My question is about conditional test in trial division. There seems to be some discussion about which conditional tests to use. Let's look at the code for this from RosettaCode .
int is_prime(unsigned int n) { unsigned int p; if (!(n & 1) || n < 2 ) return n == 2; for (p = 3; p <= n/p; p += 2) if (!(n % p)) return 0; return 1; }
Wheel factorization or using a given list of primes will not change the essence of my question.
There are three cases that I can think of to do a conditional test:
- p <= p / p
- p * p <= n
- int cut = sqrt (n); for (p = 3; p <= cut; p + = 2)
Case 1: it works for all n, but it must do an additional split for each iteration ( edit: in fact it does not require additional division, but it is still slower). I do not know why. See assembly output below) . I found that it is twice as slow as in case 2 with large values โโof n, which are the main ones (on my Sandy Bridge system).
Case 2: significantly faster than case 1, but has the problem that it overflows for large n and goes into the infinitive loop. The maximum value that can handle is
(sqrt(n) + c)^2 = INT_MAX //solve n = INT_MAX -2*c*sqrt(INT_MAX) + c^2 //INT_MAX = 2^32 -> n = 2^32 - c*s^17 + c^2; in our case c = 2
For example, for uint64_t, case 2 will go into an infinite loop for x = -1L-58 (x ^ 64-59), which is simple.
Case 3: no division or multiplication should be performed at each iteration, and it does not overflow, as in case 2. This is slightly faster than case 2. The only question is that sqrt (n) is accurate enough .
Can someone explain to me why case 2 is much faster than case 1? Case 1 does NOT use additional separation, although I, although in spite of this, am still much slower.
Here are the times for a simple 2 ^ 56-5;
case 1 9.0s case 2 4.6s case 3 4.5s
Here is the code I used to test this http://coliru.stacked-crooked.com/a/69497863a97d8953 . I also added features to the end of this question.
Here is the assembly form of GCC 4.8 with -O3 for case 1 and case 2. They both have only one division.
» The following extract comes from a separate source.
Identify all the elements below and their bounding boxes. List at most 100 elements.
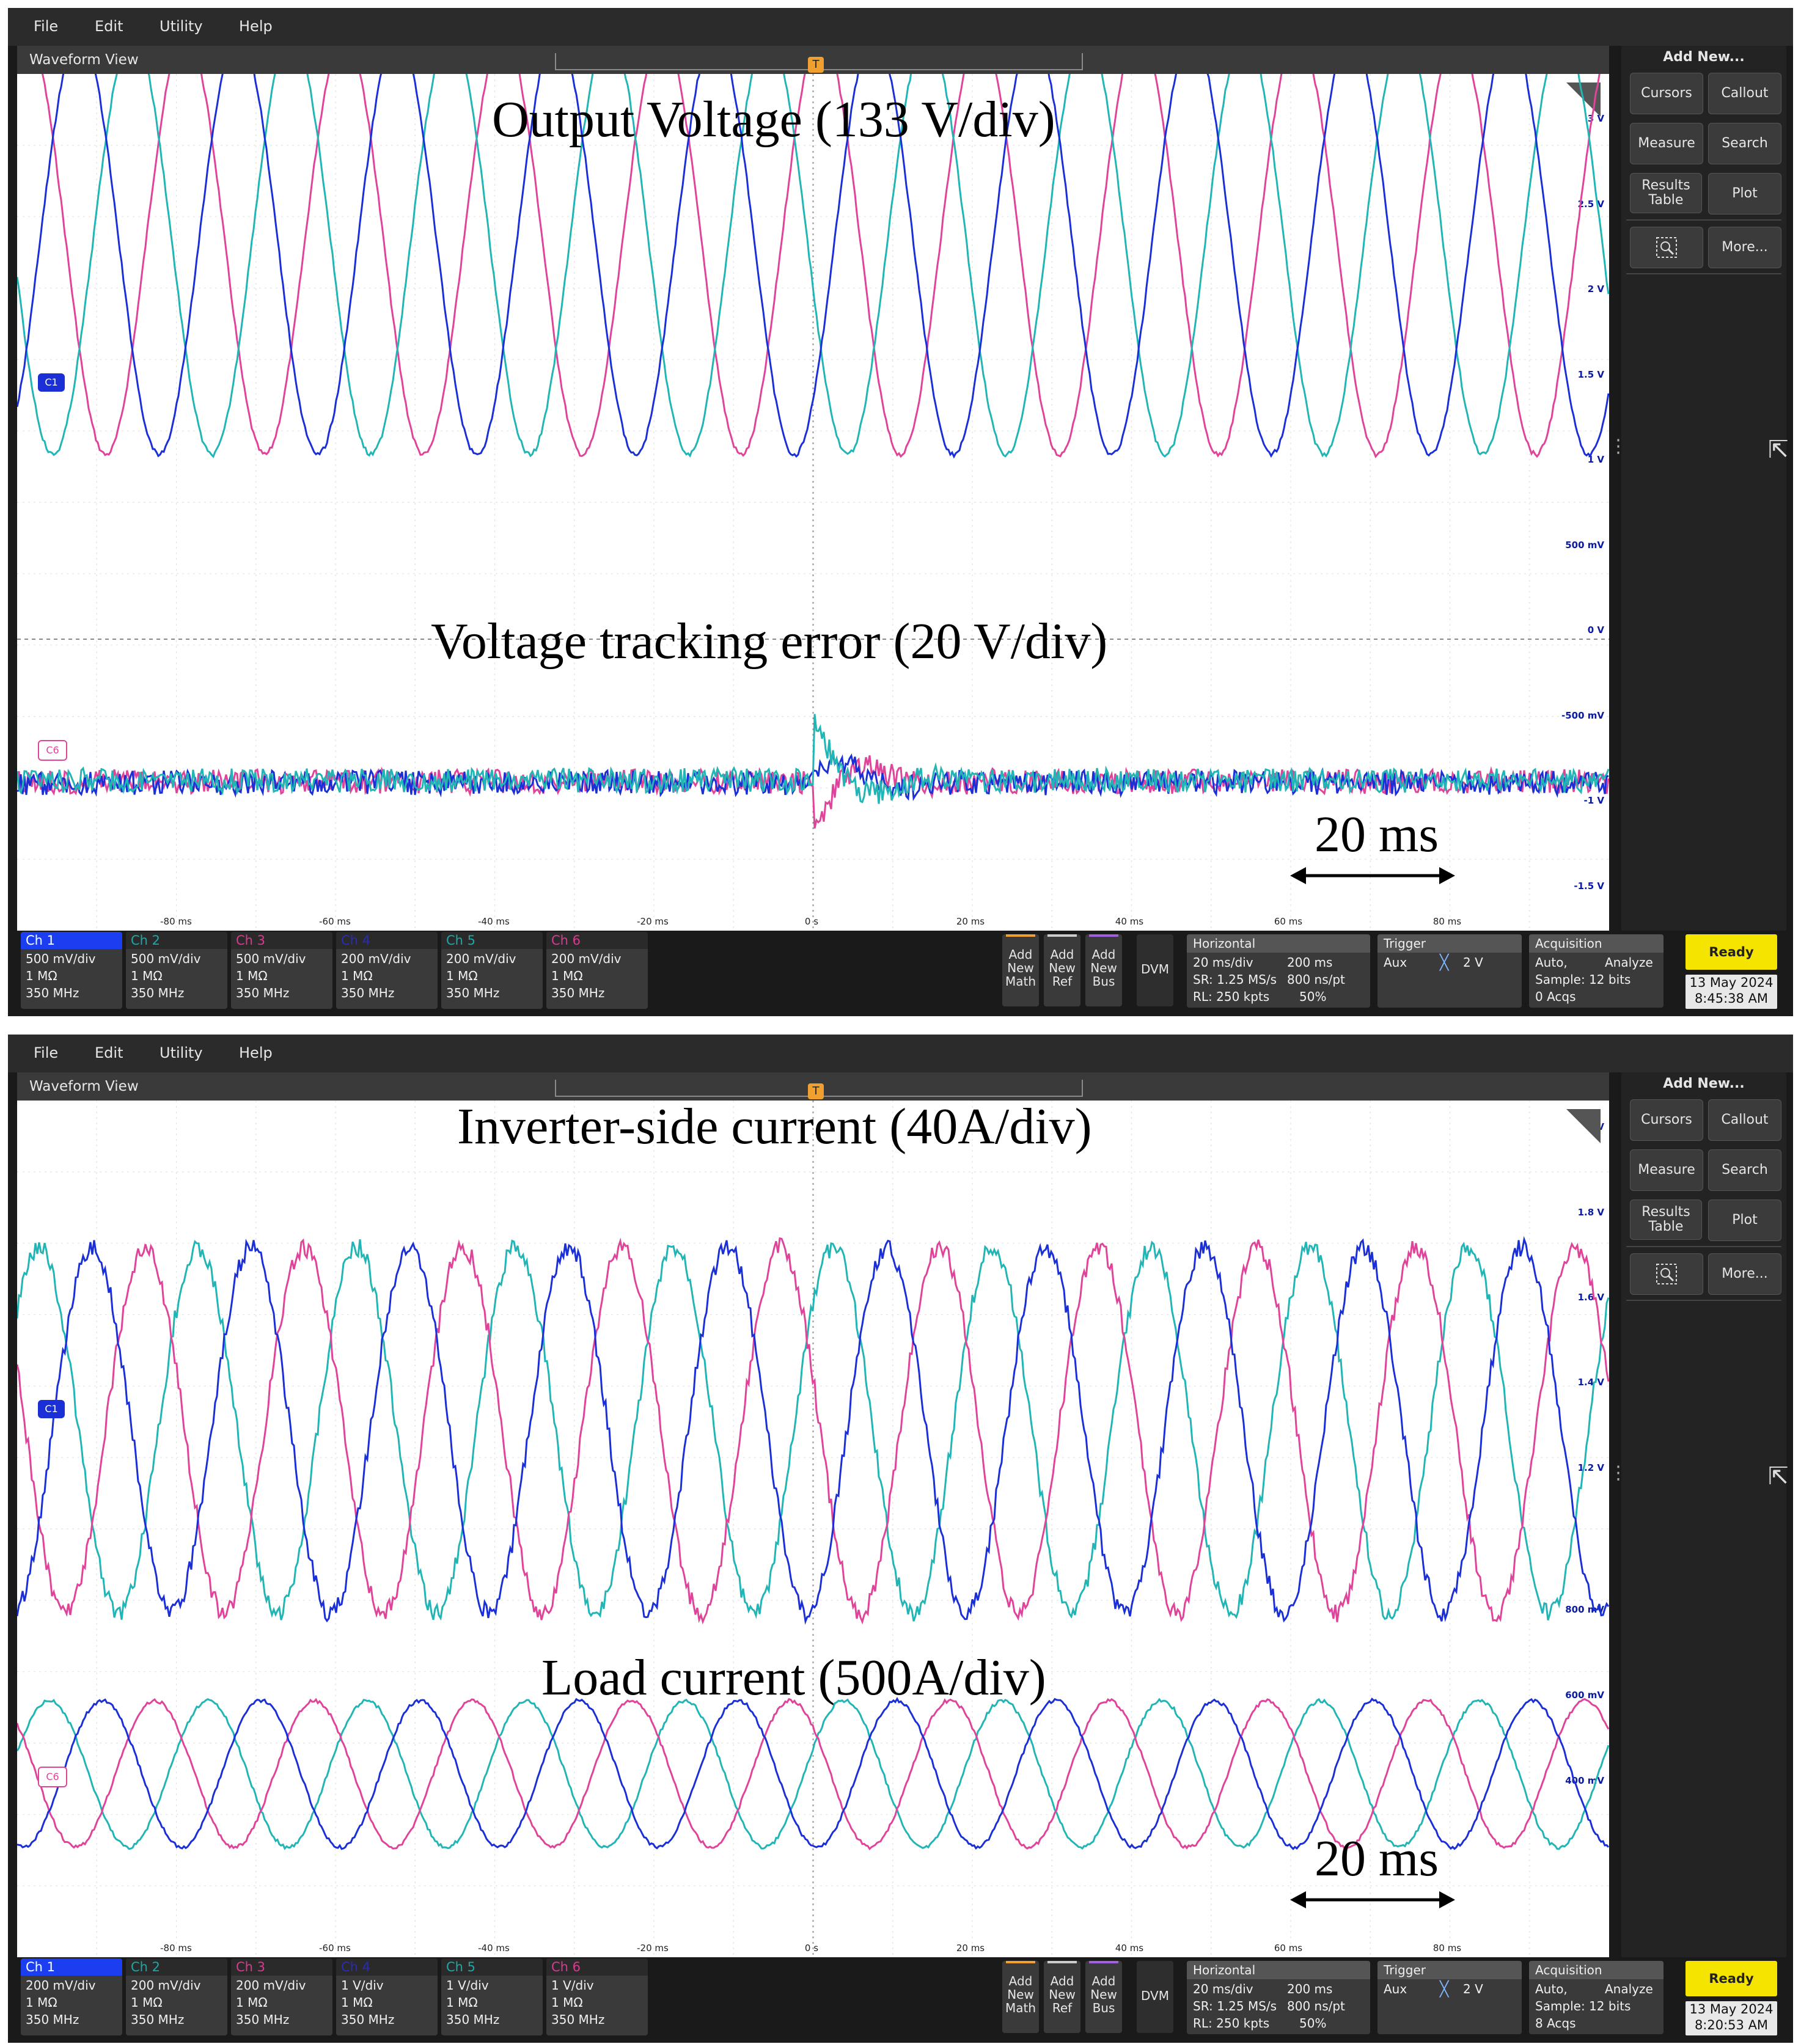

Case 2 also has multiplication, so I assume Case 2 will be slower, but it is about twice as fast on both GCC and MSVC. I do not know why.
Case 1:
.L5: testl %edx, %edx je .L8 .L4: addl $2, %ecx xorl %edx, %edx movl %edi, %eax divl %ecx cmpl %ecx, %eax jae .L5
Case 2:
.L20: xorl %edx, %edx movl %edi, %eax divl %ecx testl %edx, %edx je .L23 .L19: addl $2, %ecx movl %ecx, %eax imull %ecx, %eax cmpl %eax, %edi jae .L20
Here are the functions that I use to check the time:
int is_prime(uint64_t n) { uint64_t p; if (!(n & 1) || n < 2 ) return n == 2; for (p = 3; p <= n/p; p += 2) if (!(n % p)) return 0; return 1; } int is_prime2(uint64_t n) { uint64_t p; if (!(n & 1) || n < 2 ) return n == 2; for (p = 3; p*p <= n; p += 2) if (!(n % p)) return 0; return 1; } int is_prime3(uint64_t n) { uint64_t p; if (!(n & 1) || n < 2 ) return n == 2; uint32_t cut = sqrt(n); for (p = 3; p <= cut; p += 2) if (!(n % p)) return 0; return 1; }
Added content after the award.
Aean found that in the case where the storage of both the private and the remainder is as fast (or slightly faster) than case 2. Let me call this case 4. The following code is twice as fast as in case 1.
int is_prime4(uint64_t n) { uint64_t p, q, r; if (!(n & 1) || n < 2 ) return n == 2; for (p = 3, q=n/p, r=n%p; p <= q; p += 2, q = n/p, r=n%p) if (!r) return 0; return 1; }
I'm not sure why this helps. In any case, there is no need to use case 2. For case 3, most versions of the sqrt function in the hardware or software receive ideal squares, so they are safe for use in general. Case 3 is the only case that will work with OpenMP.